Para justificar el golpe echaron mano de las interpretaciones más conservadoras de la Biblia, así como las versiones más neoliberales sobre una democracia que decían defender; trataban de estructurar un argumento en que su país no sería una nueva Venezuela, u otra Cuba en Sudamérica, repitiendo un discurso que ha pasado a escucharse, más allá de las calles de Miami.

Esta fue la ideología que enarbolaron los grupos de choque de tipo paramilitar, compuestos y apoyados mayoritariamente por jóvenes urbanos, que en coordinación con la policía, reivindicaron en las redes sociales su levantamiento como una revolución.

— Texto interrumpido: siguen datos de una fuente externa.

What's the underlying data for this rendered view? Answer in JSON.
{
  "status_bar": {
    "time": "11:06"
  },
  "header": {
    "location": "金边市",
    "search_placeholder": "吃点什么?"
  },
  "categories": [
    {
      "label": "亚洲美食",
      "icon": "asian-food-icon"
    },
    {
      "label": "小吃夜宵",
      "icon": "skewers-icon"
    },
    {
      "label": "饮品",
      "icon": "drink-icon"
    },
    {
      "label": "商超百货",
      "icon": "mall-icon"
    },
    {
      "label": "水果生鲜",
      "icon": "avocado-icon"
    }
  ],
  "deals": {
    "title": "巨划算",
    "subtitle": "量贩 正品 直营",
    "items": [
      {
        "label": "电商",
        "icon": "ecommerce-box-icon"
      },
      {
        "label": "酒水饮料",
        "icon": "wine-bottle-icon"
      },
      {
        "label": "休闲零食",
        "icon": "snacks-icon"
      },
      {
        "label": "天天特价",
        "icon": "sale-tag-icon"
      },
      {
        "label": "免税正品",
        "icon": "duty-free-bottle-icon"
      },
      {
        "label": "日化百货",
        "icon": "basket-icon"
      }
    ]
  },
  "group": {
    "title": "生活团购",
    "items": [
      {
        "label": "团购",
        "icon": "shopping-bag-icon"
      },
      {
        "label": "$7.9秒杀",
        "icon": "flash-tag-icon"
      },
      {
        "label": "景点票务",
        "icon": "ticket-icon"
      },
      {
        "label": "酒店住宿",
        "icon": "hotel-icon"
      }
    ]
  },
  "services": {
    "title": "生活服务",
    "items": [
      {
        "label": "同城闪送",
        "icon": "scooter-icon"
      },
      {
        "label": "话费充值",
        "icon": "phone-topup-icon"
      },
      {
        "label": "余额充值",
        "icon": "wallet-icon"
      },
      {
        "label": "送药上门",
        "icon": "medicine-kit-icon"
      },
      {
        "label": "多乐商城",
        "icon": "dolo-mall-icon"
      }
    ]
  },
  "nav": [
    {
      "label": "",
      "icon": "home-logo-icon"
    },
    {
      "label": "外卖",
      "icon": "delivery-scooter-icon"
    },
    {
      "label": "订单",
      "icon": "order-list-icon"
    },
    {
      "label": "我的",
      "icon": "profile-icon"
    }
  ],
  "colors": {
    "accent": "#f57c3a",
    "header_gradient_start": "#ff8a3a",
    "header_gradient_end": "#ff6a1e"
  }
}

Pero la naturaleza criminal de esta empresa fue rápidamente evidenciada por el mismo gobierno transitorio con sendas masacres en los departamentos de La Paz y Cochabamba, mismas que se sumaron a los muertos y heridos producto de los enfrentamientos que se dieron luego de las elecciones en varios rincones del país.

Los hechos de sangre en Senkata y Sacaba representan nuevos crímenes de lesa humanidad llevados a cabo por el mismo ejército que, hace menos de un mes, hizo un acto para “desagraviar” a sus veteranos que ejecutaron al Che Guevara y   proferir amenazas de acabar con el comunismo.

Las autoridades civiles que ordenaron y justificaron esta represión, volvieron a argumentar que los muertos, por “ser salvajes”, se mataron entre ellos. Amplios sectores de la sociedad boliviana se apegan a esta narrativa donde la movilización política y la defensa de los derechos son calificadas de actos de sedición y terrorismo, no así su propio actuar que consideran “democrático”.

Todos ellos y sus actos han sido puestos en evidencia con el solo resultado preliminar de la jornada electoral de este pasado 18 de octubre que aumenta por lo menos en 5 puntos porcentuales los votos que logro Evo Morales hace un año, ahora con una diferencia de más del 21% con el segundo lugar.

Sin embargo, a horas de oficializarse este resultado que tuvo que ser reconocido hasta por la misma OEA, el guion de la derecha golpista no cambia, compuesta por los sectores sociales donde ha arraigado este discurso de odio en contra de sus compatriotas que no comparten sus valores individualistas, y en cambio, reivindican su pertenencia a las naciones originarias que esos sectores desprecian.

En Bolivia, junto a las referencias de un pasado de golpes de Estado y dictaduras que creíamos superado, nos toca ser testigos de la emergencia de una nueva articulación entre los proyectos que reivindican privilegios de clase y raza, ahora bajo el discurso de la democracia liberal; la misma historia colonial que nos sigue marcando en América Latina de formas inéditas.